Jean-Marie Petitclerc directeur de l'association Le Valdocco et chargé de mission auprès du président du conseil général des Yvelines

« Alors qu'un calme apparent est revenu dans les cités, sans qu'aucun problème de fond n'ait été véritablement résolu (il suffirait de deux éléments déclencheurs rapprochés pour que la situation s'enflamme de nouveau), il est urgent de prendre le temps de l'analyse (1). Voici que la génération qui a bénéficié depuis sa naissance de politiques prévues pour réduire les écarts (politique de la ville, politique d'éducation prioritaire) s'est révélée la plus offensive par rapport aux institutions du pays. Cherchons l'erreur !

L'hypothèse que j'effectue réside dans le fait que toutes ces politiques ont été conçues selon le concept de zonage. Il s'est agi d'essaimer des moyens pour les institutions, scolaires et autres, ainsi que pour les associations oeuvrant dans ces quartiers. Mais une telle politique n'a absolument pas réussi à enrayer le phénomène de ghettoïsation, aux répercussions si néfastes en termes de vivre ensemble.

Le principal problème posé par ces quartiers ne réside-t-il pas justement dans l'absence de mobilité des populations y vivant ?

Alors qu'existait jusque dans les années 70 une certaine mixité dans les centres villes, les politiques de logement mises en place consistent à rassembler à la périphérie des centres urbains les populations aux statuts économiques les plus précaires. Et il a suffit d'une génération, de la perte d'une fonction essentielle, le travail, pour que ces quartiers deviennent des territoires d'exclusion. Avec la massification du chômage, les grands ensembles sont devenus des grands «à part».

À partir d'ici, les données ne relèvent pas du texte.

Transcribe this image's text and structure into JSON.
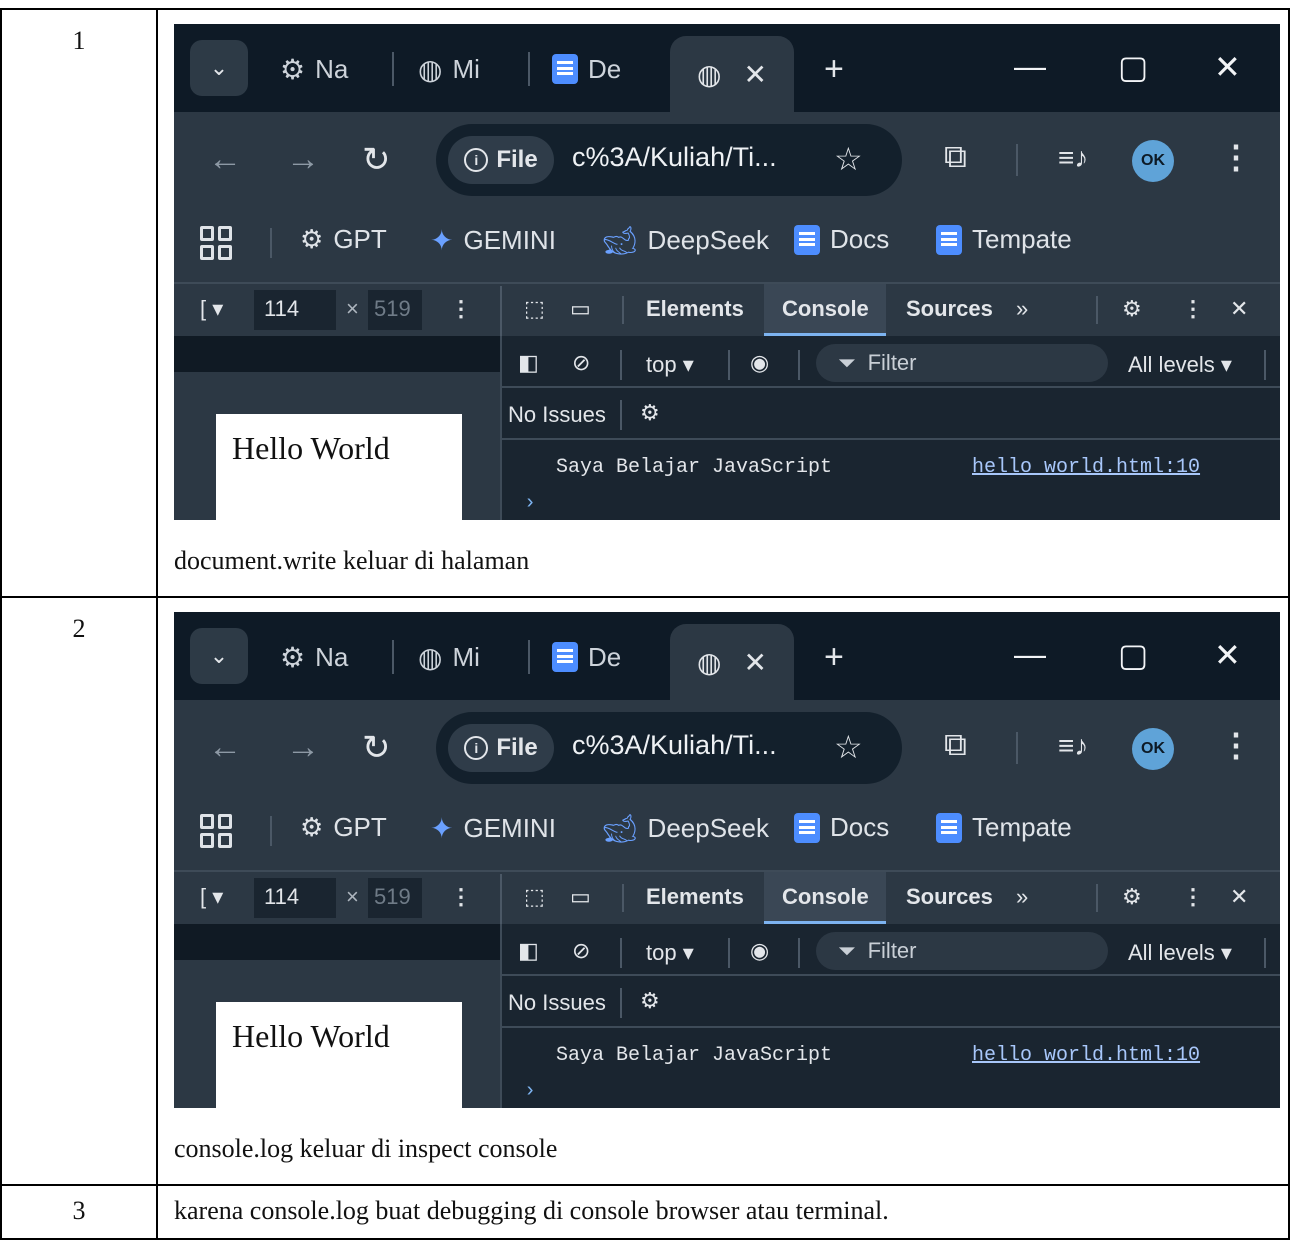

Cette politique stigmatisante du logement s'est doublée d'une politique stigmatisante de l'éducation, liée aux conséquences désastreuses de la carte scolaire : les enfants des adultes défavorisés de ces quartiers condamnés à ne plus rencontrer que des enfants dont les parents éprouvent les mêmes difficultés.

La carte scolaire constituait une bonne mesure lorsqu'il existait une mixité sociale sur le territoire : les enfants de l'agriculteur, du médecin, du notaire fréquentaient le même collège.

La carte scolaire : « une terrible mesure »

Mais la carte scolaire, telle qu'elle fonctionne aujourd'hui, est devenue une terrible mesure dans les quartiers où a disparu cette mixité sociale, en particulier dans les cités sensibles : l'enfant condamné par la loi à être scolarisé avec celui qui le rackette, l'adolescent condamné par la loi à être scolarisé avec les copains de la bande avec lesquels il ne cesse de rigoler ! Tout le monde sait que, dans de telles conditions, il ne travaillera pas, mais la loi l'y oblige ! Et l'on sait parfaitement que ce sont toujours les populations les moins favorisées qui auront le moins de facilité pour recourir à des dérogations.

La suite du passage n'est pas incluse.